As Johnson addressed lawmakers, Parliament member Phillip Lee crossed the House of Commons floor to defect from Johnson’s Conservative Party and join the Liberal Democrats, kicking off a day of high drama in British politics that has put Johnson on the back foot.

Later that day, the prime minister carried out his promise to purge some of the Conservative Party’s biggest political players after they supported opposition moves to take control of the parliamentary agenda and block a no-deal Brexit.

A total of 21 Conservative lawmakers rebelled against their newly installed leader and were sacrificed in the process. Johnson immediately moved to throw them out of the party and banned them from standing as Tory candidates at the next election.

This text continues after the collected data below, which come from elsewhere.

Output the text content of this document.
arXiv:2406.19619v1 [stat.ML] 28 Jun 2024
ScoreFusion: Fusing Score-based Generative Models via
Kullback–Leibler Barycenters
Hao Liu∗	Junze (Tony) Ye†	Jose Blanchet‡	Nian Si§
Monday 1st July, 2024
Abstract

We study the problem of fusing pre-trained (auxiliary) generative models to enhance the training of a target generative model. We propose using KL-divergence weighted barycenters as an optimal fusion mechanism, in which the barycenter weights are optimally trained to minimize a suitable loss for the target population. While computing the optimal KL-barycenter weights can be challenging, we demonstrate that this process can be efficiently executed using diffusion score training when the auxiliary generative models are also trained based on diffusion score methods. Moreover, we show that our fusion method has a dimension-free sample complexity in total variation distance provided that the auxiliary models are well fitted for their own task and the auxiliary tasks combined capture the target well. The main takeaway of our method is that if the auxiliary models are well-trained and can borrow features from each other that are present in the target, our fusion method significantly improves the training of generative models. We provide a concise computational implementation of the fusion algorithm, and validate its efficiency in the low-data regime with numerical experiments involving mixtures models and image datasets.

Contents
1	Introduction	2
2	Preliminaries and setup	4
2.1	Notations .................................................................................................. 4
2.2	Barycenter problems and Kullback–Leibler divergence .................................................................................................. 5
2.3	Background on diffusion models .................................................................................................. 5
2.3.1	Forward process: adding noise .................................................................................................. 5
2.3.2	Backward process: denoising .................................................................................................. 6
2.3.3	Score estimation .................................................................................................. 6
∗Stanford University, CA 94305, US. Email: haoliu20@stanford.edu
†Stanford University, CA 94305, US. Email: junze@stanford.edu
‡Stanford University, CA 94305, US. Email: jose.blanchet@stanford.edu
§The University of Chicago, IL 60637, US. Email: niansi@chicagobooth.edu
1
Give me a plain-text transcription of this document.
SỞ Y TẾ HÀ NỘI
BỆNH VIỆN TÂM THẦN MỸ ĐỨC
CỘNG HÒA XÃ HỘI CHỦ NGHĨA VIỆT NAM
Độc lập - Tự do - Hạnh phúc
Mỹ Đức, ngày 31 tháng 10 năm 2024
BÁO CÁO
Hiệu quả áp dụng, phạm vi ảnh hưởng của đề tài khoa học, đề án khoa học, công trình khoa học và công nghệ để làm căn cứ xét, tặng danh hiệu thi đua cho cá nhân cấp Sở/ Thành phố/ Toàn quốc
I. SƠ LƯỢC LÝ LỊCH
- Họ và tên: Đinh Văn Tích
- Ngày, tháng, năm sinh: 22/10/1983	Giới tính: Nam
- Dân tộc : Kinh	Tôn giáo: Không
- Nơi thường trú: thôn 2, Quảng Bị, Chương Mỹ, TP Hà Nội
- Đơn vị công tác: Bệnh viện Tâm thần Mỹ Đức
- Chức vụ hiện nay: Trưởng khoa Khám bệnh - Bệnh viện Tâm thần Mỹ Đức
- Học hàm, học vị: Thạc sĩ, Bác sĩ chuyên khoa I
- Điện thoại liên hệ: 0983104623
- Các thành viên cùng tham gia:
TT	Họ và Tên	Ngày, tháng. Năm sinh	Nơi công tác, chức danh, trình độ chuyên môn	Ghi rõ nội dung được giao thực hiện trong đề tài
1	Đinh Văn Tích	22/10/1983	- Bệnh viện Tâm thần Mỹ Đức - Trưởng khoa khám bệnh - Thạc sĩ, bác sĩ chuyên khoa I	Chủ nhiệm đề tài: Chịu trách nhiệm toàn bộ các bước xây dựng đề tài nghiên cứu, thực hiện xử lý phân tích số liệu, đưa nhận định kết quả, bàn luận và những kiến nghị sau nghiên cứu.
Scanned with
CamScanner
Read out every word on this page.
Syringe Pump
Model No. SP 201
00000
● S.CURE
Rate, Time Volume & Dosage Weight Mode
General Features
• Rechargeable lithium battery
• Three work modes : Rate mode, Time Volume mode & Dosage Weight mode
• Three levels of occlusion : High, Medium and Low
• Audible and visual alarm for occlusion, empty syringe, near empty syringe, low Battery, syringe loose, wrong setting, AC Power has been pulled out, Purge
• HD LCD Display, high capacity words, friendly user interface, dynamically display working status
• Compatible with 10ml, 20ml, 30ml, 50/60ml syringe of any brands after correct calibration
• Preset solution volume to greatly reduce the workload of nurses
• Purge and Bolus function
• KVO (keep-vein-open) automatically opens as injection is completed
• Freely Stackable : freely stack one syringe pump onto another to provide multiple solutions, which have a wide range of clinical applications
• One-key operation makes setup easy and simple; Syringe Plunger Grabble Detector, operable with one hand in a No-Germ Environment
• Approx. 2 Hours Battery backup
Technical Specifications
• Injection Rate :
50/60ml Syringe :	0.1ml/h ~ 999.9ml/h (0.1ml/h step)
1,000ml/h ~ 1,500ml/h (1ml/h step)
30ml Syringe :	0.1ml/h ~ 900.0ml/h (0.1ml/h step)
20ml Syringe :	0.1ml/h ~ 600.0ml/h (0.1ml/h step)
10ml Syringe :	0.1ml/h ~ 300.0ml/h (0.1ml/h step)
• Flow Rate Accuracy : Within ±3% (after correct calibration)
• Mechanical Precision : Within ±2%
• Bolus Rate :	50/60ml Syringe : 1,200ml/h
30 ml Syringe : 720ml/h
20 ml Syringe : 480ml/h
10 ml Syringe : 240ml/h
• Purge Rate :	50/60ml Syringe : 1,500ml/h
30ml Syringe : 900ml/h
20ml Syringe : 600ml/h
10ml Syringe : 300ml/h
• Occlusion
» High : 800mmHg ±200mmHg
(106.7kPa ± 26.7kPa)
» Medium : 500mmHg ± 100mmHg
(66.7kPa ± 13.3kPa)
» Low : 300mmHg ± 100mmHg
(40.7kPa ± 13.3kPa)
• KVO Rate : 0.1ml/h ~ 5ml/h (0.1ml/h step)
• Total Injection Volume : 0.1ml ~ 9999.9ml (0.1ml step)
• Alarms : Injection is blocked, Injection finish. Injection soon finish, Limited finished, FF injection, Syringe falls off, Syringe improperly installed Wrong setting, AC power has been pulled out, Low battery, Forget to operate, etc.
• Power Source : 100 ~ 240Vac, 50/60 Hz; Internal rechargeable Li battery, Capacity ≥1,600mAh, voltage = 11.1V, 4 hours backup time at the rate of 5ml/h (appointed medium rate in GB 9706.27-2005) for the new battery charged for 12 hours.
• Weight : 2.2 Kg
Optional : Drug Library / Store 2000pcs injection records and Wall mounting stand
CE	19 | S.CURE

Now, if every opposition and independent member of Parliament in the 650-strong House of Commons were to oppose Johnson on any piece of Brexit legislation, he would be defeated by 43 votes.

With his majority shattered, Johnson now faces questions over his ability to secure Britain’s exit from the European Union at the end of October, something he has repeatedly promised to do.

Johnson may face no choice but to seek an election and attempt to secure a majority that would allow him to take back control.

A government official, who spoke on the condition of anonymity to give a frank assessment, said “an election is now inevitable” because Johnson can no longer set out his legislative priorities.

“We have — literally — no majority,” the official said.

However, under the 2011 Fixed-term Parliaments Act, Johnson first needs to secure the support of two-thirds of all lawmakers to permit an early election in mid-October.

This is no easy feat, as it will require the Labour Party and purged Conservative lawmakers to vote in favor of triggering the snap poll.

The Conservative Party would also need to find new candidates to field in the 21 seats Johnson relinquished Tuesday.

While his allies are confident of beating Labour leader Jeremy Corbyn in an election, there are no guarantees Johnson would even emerge from an election with a Commons majority. The risks are certain, and the outcome is unclear.